Wherever I go and whenever I tell people what I do, it elicits reactions, questions and a longer discussion. This is something that I am used to, being a psychologist and psychotherapist, but now I am adding the traveling, digital nomad aspect to it. At first I often encounter envy. People who only have a couple of weeks of holidays and have to go back to their job and home seem to envy my freedom and lifestyle. But once we start to talk a bit more about it, most of them can’t really see themselves living that kind of life. On the road, no house, no home, almost no routines. The dream may not be a dream for everyone after all.
are you living the dream or selling it?
But, the dream is being sold everywhere and the media has recently taken more interest in the world of digital nomads, promoting new ways of working and living. Within the scene itself there appear to be two distinct tendencies at the moment: those promising freedom and happiness, trying to sell the dream to newcomers. I almost feel as if there is a new “how to become a digital nomad” website launched every week. I wonder how those people make a living. But then the market of “how to become an online coach” seems to flourish at least as much. I sometimes wonder if there are any coaches left doing actual coaching, you know, the one where you talk 1:1 to clients with real problems and not only selling a dream or a lifestyle. But I guess there is more money to be made in selling a dream than in actually doing the work itself. And, then there are those who start to question the lifestyle and realize, that a dream, a blog and a cheap place to live may not be enough to actually make a lasting and fulfilling living.

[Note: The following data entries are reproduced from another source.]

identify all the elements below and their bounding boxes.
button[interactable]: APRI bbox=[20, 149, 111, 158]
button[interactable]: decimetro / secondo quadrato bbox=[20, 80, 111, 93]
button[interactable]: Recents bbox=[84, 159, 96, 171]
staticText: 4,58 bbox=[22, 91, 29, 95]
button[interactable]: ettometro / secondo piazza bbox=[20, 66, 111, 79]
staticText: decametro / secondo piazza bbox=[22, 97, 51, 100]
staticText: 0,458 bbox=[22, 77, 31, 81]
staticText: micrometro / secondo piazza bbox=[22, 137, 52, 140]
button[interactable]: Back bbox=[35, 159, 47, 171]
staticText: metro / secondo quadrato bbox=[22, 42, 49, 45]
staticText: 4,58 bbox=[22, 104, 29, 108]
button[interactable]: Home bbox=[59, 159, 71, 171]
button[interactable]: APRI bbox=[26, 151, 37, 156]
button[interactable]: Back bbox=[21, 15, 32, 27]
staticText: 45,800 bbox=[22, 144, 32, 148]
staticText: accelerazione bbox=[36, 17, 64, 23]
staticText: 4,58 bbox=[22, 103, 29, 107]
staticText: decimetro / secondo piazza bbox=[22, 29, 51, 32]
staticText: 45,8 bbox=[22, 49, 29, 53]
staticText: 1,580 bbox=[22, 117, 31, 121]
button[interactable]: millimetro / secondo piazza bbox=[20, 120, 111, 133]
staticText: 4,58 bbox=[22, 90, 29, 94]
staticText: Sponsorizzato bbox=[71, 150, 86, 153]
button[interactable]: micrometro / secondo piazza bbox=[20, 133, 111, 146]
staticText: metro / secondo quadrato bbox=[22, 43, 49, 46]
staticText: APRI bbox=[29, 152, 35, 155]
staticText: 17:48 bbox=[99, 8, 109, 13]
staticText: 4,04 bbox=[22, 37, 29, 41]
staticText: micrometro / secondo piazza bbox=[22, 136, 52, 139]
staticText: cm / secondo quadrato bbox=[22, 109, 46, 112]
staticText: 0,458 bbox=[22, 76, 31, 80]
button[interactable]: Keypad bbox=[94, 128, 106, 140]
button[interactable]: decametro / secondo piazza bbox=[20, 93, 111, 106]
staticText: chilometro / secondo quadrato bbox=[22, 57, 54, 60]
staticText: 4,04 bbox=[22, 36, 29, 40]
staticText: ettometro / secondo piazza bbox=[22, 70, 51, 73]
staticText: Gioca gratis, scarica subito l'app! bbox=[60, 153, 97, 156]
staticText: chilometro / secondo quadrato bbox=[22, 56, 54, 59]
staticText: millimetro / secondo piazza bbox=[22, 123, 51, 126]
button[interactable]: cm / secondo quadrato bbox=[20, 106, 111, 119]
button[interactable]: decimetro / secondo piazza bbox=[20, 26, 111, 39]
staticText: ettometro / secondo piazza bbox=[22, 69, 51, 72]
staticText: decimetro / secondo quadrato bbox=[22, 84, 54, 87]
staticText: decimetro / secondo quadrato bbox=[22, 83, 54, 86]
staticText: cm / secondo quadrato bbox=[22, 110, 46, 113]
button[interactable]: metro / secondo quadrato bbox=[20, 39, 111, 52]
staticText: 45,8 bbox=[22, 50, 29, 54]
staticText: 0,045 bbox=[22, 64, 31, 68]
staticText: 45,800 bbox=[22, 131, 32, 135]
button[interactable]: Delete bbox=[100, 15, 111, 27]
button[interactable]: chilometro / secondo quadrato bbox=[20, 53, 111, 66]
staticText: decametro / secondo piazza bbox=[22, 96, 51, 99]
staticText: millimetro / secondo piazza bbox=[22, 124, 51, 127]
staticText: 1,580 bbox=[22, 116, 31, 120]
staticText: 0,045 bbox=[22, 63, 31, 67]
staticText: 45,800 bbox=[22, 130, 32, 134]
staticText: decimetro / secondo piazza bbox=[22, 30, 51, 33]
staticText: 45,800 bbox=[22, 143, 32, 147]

let’s be nicer to each other
What really surprises me is why so many people can’t manage to live their life, their dream, without having to convince others, or without being jealous. I have chosen this path, but I do not think that it is the only valuable one. I love my life and the freedom it brings, but that does not make the life of my friends, who stayed at home, bought a house and have children less valuable. I may love my life today, but I might not next year. There is no shame in admitting that it is time to try something new, that the dream did not come true or may be over. Dreams can change. We can change. We would all profit from taking better care of ourselves, not only promoting ourselves on social media, but actually taking care of ourselves. Doing more of what makes us happy and content. Without thinking too much of what others might think. I have met so many digital nomads who work more than they used to and still don’t make enough money to live even in the cheapest country. Their Instagram may be full of beach-laptop-pictures, but the reality often is a very different one. There is a great pressure among digital nomads to be happy, to live the dream. Being unhappy while living in paradise is indeed hard to explain to those back home.
be honest to yourself
I am happy for all those who are living their dream and who are happy with their lives. I count myself among them. I love my life and I am among those who work less than they used to. I have more time to sleep, go for long walks on the beach and explore new places than I used to. But to all those, who are not happy, who are struggling, I would like to encourage you to be more honest with yourself and others. The digital nomad lifestyle can be challenging. Far away from family and friends, working too much and under great pressure, without the routines and comfort of a home, it can be a lonely and exhausting life. And yes, you can even get depressed while living in paradise. Maybe even more so than back home. And, to all those who stayed at home but are dreaming of the hammock life: look again. Is it really something that you want? Are you ready for all the sacrifices that it means? If yes, go for it! But if not, it’s maybe time to stop being jealous and to start appreciating the life you have a little more.